White Tea Intake Mitigates SIRT1 Suppression in Prediabetes Skeletal Muscle: A Nutraceutical Approach to Redox Balance

Abstract

Objective: Type 2 diabetes mellitus (T2DM) impairs skeletal muscle function, reducing metabolic flexibility and mitochondrial efficiency while increasing oxidative stress due to excess reactive oxygen species (ROS) and weak antioxidant defenses. Sirtuin 1 (SIRT1) and Sirtuin 3 (SIRT3), NAD⁺-dependent deacetylases, support mitochondrial health and activate ROS-detoxifying enzymes. We hypothesized that prediabetes (PreDM) reduces SIRT1 and SIRT3 expression in muscle, contributing to redox imbalance and mitochondrial dysfunction. White tea (WTEA), known for its anti-hyperglycaemic and antioxidant properties, may counteract these effects. This study investigates the impact of PreDM on SIRT1/SIRT3 expression in rat skeletal muscle and whether WTEA supplementation offers protective benefits.
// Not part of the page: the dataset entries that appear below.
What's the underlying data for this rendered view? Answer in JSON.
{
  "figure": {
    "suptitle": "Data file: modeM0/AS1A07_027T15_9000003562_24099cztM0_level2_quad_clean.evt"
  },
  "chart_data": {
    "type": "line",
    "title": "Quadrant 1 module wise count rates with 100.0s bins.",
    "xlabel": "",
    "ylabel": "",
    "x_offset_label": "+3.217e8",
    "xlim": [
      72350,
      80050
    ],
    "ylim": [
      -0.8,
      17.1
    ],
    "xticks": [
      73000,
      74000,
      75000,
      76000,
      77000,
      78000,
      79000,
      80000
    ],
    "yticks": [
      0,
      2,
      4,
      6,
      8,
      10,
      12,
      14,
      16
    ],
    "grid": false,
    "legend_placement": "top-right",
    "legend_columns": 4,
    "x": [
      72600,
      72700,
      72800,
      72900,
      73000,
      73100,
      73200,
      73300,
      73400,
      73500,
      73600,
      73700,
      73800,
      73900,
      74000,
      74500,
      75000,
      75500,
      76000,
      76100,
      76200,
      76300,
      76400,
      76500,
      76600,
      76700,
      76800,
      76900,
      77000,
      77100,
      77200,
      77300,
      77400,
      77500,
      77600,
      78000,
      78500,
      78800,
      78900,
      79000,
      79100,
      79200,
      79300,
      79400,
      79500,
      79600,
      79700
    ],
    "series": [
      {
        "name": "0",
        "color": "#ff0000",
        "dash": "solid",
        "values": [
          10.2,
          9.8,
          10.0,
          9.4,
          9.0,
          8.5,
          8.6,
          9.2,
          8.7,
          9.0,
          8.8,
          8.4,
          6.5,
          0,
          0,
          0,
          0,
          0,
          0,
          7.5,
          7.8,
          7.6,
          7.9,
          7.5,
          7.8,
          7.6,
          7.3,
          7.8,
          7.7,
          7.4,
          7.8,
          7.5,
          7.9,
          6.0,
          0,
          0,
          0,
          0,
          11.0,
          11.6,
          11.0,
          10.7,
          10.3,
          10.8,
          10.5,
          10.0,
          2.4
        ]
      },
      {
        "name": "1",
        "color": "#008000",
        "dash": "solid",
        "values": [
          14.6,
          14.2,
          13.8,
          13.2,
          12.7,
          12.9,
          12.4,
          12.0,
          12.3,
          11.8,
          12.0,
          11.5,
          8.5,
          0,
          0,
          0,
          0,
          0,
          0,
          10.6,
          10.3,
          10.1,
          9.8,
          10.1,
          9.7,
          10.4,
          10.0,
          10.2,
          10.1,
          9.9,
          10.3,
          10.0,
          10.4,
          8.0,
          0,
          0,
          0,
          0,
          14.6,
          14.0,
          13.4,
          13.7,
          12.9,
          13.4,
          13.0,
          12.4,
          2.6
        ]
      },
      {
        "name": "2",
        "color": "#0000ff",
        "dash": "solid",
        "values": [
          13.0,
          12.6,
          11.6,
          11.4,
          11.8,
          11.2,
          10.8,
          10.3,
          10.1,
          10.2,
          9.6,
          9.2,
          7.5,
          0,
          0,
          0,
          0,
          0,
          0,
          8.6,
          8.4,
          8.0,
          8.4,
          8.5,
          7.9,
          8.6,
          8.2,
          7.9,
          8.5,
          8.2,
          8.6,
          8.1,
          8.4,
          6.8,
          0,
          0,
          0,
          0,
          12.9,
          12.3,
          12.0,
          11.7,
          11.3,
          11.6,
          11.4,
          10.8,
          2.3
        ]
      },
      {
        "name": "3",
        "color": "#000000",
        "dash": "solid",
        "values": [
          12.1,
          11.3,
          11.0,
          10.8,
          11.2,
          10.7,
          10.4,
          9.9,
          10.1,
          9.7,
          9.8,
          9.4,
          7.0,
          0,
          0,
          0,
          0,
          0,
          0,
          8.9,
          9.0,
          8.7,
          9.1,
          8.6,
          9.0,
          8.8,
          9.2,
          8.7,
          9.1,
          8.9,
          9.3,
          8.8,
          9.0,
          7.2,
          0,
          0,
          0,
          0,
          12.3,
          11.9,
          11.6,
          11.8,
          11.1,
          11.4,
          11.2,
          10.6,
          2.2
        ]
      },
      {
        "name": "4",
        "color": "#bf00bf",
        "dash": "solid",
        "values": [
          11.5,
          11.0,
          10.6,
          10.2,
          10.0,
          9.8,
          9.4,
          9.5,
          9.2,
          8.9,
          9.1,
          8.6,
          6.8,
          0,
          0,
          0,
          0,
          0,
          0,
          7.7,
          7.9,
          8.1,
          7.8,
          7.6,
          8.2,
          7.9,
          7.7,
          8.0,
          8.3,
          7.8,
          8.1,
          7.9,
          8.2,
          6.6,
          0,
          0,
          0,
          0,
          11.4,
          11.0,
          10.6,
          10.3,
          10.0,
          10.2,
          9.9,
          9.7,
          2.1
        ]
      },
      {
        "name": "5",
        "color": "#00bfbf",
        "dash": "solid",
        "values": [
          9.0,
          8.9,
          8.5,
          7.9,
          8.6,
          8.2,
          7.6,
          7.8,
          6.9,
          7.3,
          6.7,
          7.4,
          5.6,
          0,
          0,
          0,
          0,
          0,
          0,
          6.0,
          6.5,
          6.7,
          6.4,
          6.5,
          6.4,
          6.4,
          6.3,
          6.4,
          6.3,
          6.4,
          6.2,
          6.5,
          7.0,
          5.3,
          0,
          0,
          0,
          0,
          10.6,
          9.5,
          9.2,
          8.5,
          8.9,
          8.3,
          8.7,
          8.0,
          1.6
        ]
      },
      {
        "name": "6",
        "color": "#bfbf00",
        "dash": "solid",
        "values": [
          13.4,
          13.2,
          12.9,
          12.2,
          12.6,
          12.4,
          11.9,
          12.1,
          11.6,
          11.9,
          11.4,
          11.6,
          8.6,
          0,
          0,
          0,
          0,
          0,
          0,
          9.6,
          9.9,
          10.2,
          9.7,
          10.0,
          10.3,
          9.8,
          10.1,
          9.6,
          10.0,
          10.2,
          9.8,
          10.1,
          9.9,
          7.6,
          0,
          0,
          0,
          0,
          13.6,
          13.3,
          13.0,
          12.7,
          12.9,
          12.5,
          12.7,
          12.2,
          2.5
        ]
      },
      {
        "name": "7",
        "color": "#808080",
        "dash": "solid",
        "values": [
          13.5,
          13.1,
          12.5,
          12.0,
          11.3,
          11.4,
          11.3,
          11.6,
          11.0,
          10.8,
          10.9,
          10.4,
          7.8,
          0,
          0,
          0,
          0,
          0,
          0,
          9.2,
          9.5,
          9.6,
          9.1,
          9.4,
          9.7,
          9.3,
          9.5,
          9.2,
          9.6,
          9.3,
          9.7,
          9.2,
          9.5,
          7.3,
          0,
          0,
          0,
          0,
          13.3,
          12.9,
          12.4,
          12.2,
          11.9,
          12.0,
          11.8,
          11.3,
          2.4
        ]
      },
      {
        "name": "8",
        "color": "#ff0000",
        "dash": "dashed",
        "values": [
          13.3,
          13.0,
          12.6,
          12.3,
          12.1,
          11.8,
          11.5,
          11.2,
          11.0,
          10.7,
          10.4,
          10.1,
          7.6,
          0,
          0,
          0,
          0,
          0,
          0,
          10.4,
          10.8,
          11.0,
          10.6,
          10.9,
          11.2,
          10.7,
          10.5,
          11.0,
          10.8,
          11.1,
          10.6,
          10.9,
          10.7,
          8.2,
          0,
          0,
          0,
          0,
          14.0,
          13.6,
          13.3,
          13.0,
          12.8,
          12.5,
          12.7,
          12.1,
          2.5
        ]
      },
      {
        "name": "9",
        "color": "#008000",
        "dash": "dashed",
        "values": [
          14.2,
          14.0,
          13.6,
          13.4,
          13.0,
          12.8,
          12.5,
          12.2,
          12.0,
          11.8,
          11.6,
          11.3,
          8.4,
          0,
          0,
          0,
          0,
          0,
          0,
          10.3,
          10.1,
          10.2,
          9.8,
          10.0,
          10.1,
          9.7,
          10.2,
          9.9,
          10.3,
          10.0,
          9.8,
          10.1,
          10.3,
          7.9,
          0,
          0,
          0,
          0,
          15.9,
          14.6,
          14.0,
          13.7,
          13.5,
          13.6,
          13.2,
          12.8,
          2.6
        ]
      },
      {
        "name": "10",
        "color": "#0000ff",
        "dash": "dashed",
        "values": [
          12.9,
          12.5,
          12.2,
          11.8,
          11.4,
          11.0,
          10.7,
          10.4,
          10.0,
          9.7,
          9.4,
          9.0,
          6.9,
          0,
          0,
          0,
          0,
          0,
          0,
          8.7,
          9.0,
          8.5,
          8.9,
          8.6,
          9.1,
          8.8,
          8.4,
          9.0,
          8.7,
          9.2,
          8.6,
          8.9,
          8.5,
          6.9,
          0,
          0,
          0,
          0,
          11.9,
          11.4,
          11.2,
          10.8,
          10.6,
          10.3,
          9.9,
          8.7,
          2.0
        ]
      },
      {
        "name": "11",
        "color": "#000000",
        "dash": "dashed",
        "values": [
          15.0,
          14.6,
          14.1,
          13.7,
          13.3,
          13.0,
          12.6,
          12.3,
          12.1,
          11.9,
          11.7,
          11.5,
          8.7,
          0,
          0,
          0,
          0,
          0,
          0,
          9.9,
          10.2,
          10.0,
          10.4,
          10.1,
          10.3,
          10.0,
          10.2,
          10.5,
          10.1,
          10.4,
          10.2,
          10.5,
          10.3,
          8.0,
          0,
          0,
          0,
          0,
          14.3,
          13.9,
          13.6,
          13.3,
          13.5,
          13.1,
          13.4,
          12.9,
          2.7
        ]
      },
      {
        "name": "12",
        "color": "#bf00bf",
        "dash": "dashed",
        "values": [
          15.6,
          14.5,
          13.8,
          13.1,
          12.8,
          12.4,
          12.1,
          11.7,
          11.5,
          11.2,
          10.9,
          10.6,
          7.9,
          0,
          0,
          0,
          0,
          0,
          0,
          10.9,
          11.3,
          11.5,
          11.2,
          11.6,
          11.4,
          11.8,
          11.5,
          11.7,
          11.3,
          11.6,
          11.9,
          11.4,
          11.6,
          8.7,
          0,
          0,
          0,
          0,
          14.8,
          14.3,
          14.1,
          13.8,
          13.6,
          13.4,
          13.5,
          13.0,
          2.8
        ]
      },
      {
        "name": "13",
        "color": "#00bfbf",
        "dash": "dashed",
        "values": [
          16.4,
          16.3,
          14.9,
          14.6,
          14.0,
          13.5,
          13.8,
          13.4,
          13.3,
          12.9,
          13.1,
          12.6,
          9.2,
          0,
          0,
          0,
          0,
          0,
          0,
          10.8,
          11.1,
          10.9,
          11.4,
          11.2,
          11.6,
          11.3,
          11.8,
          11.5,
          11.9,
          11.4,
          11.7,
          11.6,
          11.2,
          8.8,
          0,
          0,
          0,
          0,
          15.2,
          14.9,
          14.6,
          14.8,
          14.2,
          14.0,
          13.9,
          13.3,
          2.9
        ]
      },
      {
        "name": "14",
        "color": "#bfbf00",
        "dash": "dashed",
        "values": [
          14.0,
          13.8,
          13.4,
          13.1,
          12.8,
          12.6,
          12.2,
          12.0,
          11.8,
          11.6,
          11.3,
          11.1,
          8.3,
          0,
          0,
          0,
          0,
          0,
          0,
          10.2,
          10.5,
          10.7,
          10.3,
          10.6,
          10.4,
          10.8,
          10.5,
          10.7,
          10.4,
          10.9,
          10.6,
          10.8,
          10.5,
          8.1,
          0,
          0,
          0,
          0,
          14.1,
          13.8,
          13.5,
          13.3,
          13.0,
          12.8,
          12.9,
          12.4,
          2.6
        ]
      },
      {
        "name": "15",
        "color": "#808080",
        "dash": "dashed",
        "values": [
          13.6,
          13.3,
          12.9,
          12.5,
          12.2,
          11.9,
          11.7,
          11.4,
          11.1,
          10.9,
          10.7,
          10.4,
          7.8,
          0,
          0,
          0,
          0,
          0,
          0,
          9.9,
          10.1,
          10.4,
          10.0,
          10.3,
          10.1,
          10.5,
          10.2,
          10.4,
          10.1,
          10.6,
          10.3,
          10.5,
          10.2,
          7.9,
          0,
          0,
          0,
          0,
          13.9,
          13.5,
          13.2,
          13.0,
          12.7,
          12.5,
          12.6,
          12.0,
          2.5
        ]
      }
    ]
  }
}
Methods: All rats were provided with ad libitum access to a standard chow meal. At one month of age, the streptozotocin (STZ)-treated rats were divided into two groups: the PreDM+WTEA group (N=6) consumed white tea (WTEA) for the subsequent two months, while the other STZ-treated group (PreDM group, N=6), and the control group (control group, N=6) consumed water. Relative mRNA expression levels of SIRT1 and SIRT3 in skeletal muscle were quantified via quantitative polymerase chain reaction. Statistical significance was evaluated by one-way ANOVA, followed by Tukey post-test using GraphPad Prism 10. Results: PreDM significantly reduced mRNA SIRT1 expression in skeletal muscle. Notably, WTEA supplementation restored SIRT1 transcript levels to those comparable with non-PreDM controls. No significant differences were detected in SIRT3 expression between PreDM, WTEA-treated, and control groups. Conclusions: These findings suggest that PreDM selectively downregulates SIRT1 expression in skeletal muscle, potentially contributing to oxidative stress and metabolic impairment. WTEA supplementation appears to reverse this effect, highlighting a possible therapeutic role. In contrast, SIRT3 expression remained unchanged, indicating a possible differential regulatory response to PreDM in muscle tissue.